Bicharacter Construction of Quantum Vertex Algebras

Abstract

This thesis is a study of the axiomatics of quantum vertex algebras based on the bicharacter construction suggested by R. Borcherds in [Bor01]. One of the goals is to use the ideas of [Bor01] to incorporate the examples of quantum vertex operators in the literature ([Jin91], [Jin95], [FR92], [FR97]), in particular the quantum vertex operators describing classes of symmetric polynomials as considered by N. Jing ([Jin94b]). The bicharacter construction is a tool which hasn't been explored in this context. We develop this construction further and based on our theory we propose the notion of HD-quantum vertex algebra. We then prove that large classes of quantum vertex operators can be given in terms of a bicharacter construction, including the Jing quantum vertex operators, and thus can be incorporated in an HD-quantum vertex algebra structure. Unlike the case of classical vertex algebras it turns out that the HD-quantum vertex algebras are not necessarily complete with respect to operator product expansions. Therefore we define an object, which we call generalized vertex algebra with Hopf symmetry, which requires completeness with respect to operator product expansions as an axiom.
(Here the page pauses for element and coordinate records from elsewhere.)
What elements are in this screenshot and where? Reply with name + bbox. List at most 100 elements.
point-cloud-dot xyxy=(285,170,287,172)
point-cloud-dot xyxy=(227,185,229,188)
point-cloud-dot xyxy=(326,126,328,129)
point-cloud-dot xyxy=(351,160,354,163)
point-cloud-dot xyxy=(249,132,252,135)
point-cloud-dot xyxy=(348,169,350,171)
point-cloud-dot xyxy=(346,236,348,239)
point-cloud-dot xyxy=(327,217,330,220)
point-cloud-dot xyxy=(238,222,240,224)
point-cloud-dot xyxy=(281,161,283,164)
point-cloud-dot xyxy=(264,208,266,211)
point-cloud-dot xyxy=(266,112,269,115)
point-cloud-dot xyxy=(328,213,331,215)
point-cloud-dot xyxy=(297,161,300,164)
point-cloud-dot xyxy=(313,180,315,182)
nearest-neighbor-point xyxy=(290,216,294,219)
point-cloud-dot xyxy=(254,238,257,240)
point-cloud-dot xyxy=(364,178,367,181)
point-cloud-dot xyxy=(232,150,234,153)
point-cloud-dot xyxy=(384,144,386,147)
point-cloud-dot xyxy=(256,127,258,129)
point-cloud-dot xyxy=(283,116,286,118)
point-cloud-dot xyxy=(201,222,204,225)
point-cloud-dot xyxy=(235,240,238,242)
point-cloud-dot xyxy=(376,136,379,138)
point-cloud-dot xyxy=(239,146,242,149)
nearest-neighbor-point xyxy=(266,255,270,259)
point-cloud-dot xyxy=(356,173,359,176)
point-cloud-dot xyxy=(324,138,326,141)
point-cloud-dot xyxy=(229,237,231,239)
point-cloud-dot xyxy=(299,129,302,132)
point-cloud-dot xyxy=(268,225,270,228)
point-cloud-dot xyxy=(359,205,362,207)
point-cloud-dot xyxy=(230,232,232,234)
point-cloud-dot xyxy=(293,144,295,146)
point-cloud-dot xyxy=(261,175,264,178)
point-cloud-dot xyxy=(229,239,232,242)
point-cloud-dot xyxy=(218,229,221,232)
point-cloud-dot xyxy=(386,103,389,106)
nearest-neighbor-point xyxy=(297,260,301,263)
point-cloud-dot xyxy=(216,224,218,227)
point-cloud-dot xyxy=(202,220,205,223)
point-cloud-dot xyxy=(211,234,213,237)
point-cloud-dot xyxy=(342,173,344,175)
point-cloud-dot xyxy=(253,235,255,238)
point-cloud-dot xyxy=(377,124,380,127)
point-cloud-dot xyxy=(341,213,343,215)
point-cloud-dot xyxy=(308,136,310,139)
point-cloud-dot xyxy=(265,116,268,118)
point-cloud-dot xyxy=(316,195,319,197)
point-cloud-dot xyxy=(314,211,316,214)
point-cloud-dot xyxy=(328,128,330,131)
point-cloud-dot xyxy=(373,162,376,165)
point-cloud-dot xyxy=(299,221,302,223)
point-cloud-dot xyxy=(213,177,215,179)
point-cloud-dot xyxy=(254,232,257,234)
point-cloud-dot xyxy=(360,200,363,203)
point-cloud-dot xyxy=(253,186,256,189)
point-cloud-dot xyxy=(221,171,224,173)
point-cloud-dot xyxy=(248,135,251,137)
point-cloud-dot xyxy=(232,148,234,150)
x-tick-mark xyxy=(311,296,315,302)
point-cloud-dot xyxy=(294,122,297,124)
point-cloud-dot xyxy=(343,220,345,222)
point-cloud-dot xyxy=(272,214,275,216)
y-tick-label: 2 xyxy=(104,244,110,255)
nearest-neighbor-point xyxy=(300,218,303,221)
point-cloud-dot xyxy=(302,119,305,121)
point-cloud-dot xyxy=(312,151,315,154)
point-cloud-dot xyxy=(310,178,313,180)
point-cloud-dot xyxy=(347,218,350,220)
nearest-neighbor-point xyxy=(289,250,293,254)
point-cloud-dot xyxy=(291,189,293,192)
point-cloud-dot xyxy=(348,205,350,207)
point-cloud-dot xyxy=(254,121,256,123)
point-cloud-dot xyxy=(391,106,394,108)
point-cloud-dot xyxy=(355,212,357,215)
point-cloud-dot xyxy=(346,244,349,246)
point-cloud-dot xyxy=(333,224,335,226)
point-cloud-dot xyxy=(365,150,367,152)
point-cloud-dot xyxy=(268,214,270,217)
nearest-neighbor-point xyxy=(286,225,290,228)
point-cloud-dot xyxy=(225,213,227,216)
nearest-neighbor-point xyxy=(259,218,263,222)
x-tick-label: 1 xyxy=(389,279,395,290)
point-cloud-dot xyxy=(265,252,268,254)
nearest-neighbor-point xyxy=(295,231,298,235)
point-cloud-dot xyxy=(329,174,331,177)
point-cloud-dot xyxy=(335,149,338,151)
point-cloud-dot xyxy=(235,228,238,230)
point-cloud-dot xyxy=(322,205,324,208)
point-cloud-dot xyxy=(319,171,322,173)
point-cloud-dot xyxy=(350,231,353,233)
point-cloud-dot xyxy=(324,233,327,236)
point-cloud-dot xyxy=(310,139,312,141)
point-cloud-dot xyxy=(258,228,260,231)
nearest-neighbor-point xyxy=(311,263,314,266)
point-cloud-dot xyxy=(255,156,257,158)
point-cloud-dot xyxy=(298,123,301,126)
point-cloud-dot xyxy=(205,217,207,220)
We then prove that for particular cases of Hopf algebras we can project this generalized vertex algebra structure to the deformed chiral algebra defined by E. Frenkel and N. Reshetikhin in [FR97]. Some of the corollaries of the bicharacter construction enable us to give formulas for the braiding map and the operator product expansions for any quantum vertex operators in the deformed chiral algebra, thereby completing the description of the main example considered in [FR97].